Взорвался Монахов мобильник, и оба вздрогнули.
— Ага, привет! — сказал Монах. — Мы тут с Анжеликой кофеи гоняем. Конечно, сейчас. Жди. Это Леша, — сказал Монах, прикрыв трубку. — Достал? Молодец! Бегу. — Он поднялся. — Спасибо за кофе, Анжелика. Ты давай думай дальше… а вдруг надумаешь чего. Только никому ни слова!
… — Вот! — Добродеев протянул Монаху несколько тонких брошюрок. — Взял у Савелия. И что?

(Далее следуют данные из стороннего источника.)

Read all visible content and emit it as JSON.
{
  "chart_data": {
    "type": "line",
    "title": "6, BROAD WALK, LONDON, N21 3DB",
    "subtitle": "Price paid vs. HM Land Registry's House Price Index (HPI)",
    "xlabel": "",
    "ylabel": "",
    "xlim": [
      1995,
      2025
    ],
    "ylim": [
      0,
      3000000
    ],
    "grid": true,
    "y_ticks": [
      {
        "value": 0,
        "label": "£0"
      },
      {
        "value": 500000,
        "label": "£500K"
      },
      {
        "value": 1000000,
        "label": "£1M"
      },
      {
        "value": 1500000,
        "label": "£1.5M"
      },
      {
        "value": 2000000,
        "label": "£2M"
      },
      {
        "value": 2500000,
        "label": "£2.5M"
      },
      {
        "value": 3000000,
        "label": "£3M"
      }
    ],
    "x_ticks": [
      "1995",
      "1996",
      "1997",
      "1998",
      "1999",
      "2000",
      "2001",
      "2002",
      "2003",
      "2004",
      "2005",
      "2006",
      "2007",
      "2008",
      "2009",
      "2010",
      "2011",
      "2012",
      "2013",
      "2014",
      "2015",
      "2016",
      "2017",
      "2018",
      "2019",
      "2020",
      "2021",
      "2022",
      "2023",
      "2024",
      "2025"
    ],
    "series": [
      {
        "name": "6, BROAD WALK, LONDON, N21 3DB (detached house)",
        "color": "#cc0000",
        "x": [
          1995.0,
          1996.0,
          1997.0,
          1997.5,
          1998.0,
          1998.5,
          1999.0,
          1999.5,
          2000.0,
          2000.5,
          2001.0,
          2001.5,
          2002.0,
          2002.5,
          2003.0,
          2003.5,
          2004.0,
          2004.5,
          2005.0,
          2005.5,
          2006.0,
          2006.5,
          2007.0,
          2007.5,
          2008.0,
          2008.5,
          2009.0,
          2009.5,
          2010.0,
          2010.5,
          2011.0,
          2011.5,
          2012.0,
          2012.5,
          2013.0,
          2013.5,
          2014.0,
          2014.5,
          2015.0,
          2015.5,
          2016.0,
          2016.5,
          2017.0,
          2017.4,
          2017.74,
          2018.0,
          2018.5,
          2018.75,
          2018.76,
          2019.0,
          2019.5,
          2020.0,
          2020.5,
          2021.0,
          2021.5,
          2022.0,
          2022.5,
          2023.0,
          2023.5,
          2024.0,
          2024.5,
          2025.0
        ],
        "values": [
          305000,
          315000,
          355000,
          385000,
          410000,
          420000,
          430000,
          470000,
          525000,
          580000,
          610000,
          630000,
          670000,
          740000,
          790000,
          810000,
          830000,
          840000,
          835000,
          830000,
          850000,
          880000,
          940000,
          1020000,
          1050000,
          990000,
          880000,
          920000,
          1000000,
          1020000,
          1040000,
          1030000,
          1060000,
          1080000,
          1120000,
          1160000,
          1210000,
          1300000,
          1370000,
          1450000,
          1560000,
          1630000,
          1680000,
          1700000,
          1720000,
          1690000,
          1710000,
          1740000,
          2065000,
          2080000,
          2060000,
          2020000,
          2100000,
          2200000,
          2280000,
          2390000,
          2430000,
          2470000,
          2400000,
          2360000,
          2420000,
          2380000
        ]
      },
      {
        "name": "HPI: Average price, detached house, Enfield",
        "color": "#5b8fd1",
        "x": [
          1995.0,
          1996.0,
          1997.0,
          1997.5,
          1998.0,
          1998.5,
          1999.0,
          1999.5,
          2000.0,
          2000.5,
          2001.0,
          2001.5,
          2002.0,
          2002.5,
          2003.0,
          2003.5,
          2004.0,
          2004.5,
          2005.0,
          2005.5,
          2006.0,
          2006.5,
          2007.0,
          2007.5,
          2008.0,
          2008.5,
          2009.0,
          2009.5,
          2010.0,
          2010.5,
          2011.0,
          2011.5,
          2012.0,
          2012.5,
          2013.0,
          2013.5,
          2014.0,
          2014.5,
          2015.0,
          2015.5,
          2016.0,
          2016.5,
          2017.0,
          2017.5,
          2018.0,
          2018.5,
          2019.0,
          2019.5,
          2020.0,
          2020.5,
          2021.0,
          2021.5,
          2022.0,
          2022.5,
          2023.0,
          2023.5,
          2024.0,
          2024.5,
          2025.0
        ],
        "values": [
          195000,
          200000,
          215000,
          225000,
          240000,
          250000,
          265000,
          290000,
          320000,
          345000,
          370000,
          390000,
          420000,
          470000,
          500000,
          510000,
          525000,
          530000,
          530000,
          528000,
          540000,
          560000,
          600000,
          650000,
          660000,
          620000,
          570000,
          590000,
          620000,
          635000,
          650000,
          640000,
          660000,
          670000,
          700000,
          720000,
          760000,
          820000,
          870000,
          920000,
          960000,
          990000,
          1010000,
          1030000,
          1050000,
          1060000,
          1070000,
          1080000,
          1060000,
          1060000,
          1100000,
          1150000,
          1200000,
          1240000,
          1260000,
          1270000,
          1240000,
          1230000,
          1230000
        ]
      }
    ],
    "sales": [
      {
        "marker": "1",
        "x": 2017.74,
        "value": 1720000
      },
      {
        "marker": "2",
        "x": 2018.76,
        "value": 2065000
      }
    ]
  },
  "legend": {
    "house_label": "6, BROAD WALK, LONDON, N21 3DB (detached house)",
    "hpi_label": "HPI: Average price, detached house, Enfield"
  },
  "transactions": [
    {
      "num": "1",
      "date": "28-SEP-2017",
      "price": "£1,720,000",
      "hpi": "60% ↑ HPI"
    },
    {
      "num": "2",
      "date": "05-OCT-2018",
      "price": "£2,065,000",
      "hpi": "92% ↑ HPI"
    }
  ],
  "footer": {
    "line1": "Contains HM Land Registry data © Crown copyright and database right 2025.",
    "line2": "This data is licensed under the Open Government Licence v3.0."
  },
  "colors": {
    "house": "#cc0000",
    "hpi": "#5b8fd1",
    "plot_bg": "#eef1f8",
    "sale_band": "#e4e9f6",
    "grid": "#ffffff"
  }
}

— Список «книжных» убийств с собой?
Добродеев полез в папку.
— Теперь будем соображать, Леша.
Монах разложил листки на столе.
— Первое «книжное» убийство имело место два года назад, пятнадцатого мая. Жертва — мужчина, отравлен ядом в коньяке в собственной квартире. Роман — «Западня», тоже яд, жертва — мужчина. Некоторые узнаваемые детали. Мотив — месть бывшей возлюбленной. Роман издан в марте того же года, то есть за два месяца до убийства. В порядке.
Идем дальше. Год назад. Роман «Остывший пепел». Орудие убийства — хрустальная ваза, жертва — мужчина, вдовец, дело происходило в его квартире. Соседи видели выходящую от него женщину. Мотив в книге — месть бывшей любимой женщины. Согласно темплану, роман издан в феврале того же года, то есть за три месяца до убийства. Порядок.
Убийство номер три. Ножницами. Двадцать седьмого июля, почти месяц назад. Мотив неизвестен. Убийца — женщина… Мадам Осень, допустим. Аналогия: роман «Колокольный звон», издан в мае… В мае?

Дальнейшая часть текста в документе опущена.